Let $A \in \mathbb{R}^{3\times3}$ be a matrix with the eigenvalues $\lambda_1 = -1, \lambda_2 = 1$ and $\lambda_3 = 5$. Show that there is a 2-dimensional subspace $U \subset \mathbb{R}^{3}$ such that the following equivalence holds for all $x \in \mathbb{R}^{3}$:
$x \in U \Leftrightarrow A^2 x = x$
I hope this is right. As we are given 3 distinct eigen values, it implies that this matrix is diagonalisable. Using Spectral theory, we can write $A$ as $$VAV^*=D=\begin{bmatrix}-1 & 0 & 0 \\ 0 & 1 & 0 \\ 0 & 0 & 5\end{bmatrix}$$ where $V$ is a unitary matrix.

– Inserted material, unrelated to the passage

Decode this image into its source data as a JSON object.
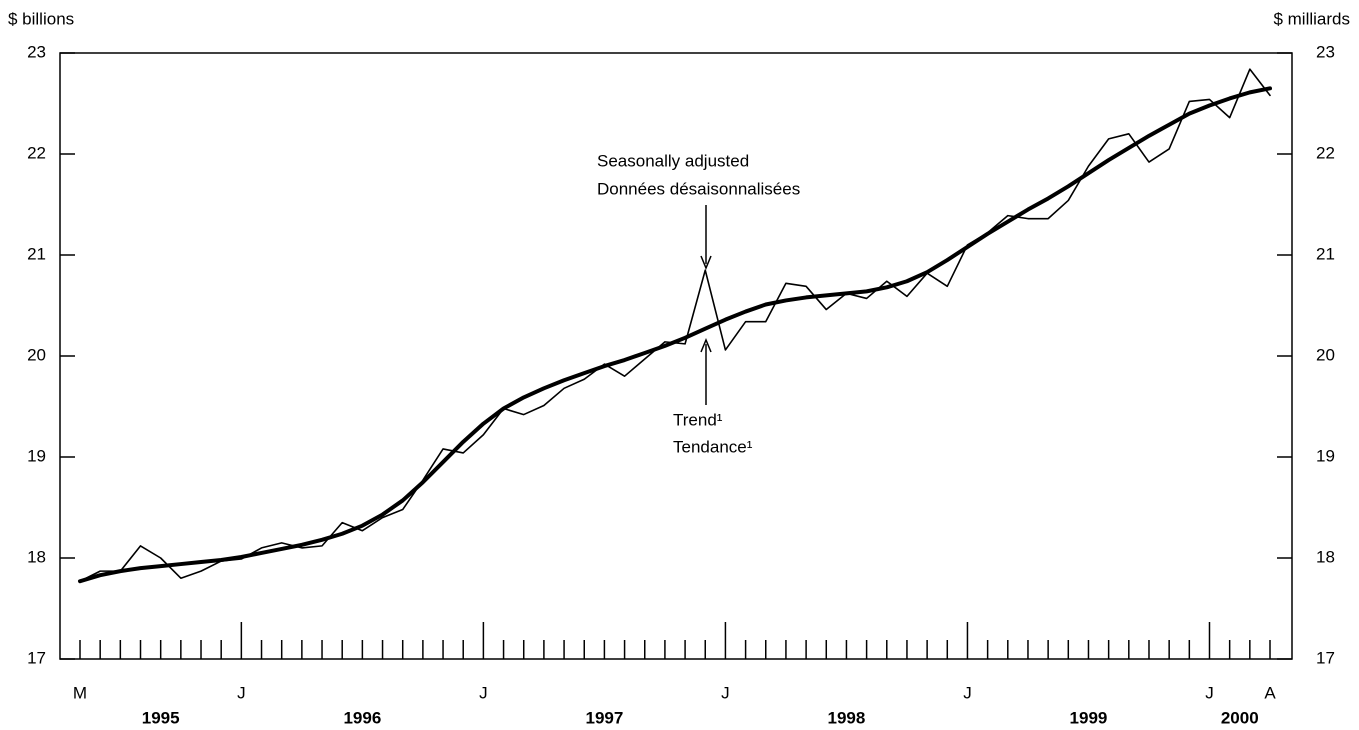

Then, clearly $A^2x=(V^*DV)^2x=(V^*DVV^*DV)x=(V^*D^2V)x$, and so $A^2x=x \implies D^2(Vx)=Vx$.
Now, we have $$ \begin{bmatrix} 1 & 0 & 0\\ 0 & 1 & 0\\ 0 & 0 & 25 \end{bmatrix} \begin{bmatrix} a \\ b \\ c \end{bmatrix} = \begin{bmatrix} a \\ b \\ c \end{bmatrix}$$ where $[a \ \ b \ \ c ]^T=Vx=y$. Then we have $$\begin{bmatrix} a \\ b \\ 25c \end{bmatrix}=\begin{bmatrix} a \\ b \\ c \end{bmatrix}$$
A simple way to get a two dimensional space that satisfies this would be to assume $c=0$. Then for all $y \in U$, where $U:=\{(x,y,0):x,y \in \mathbb{R}\}$, we have that $A^2y=y$.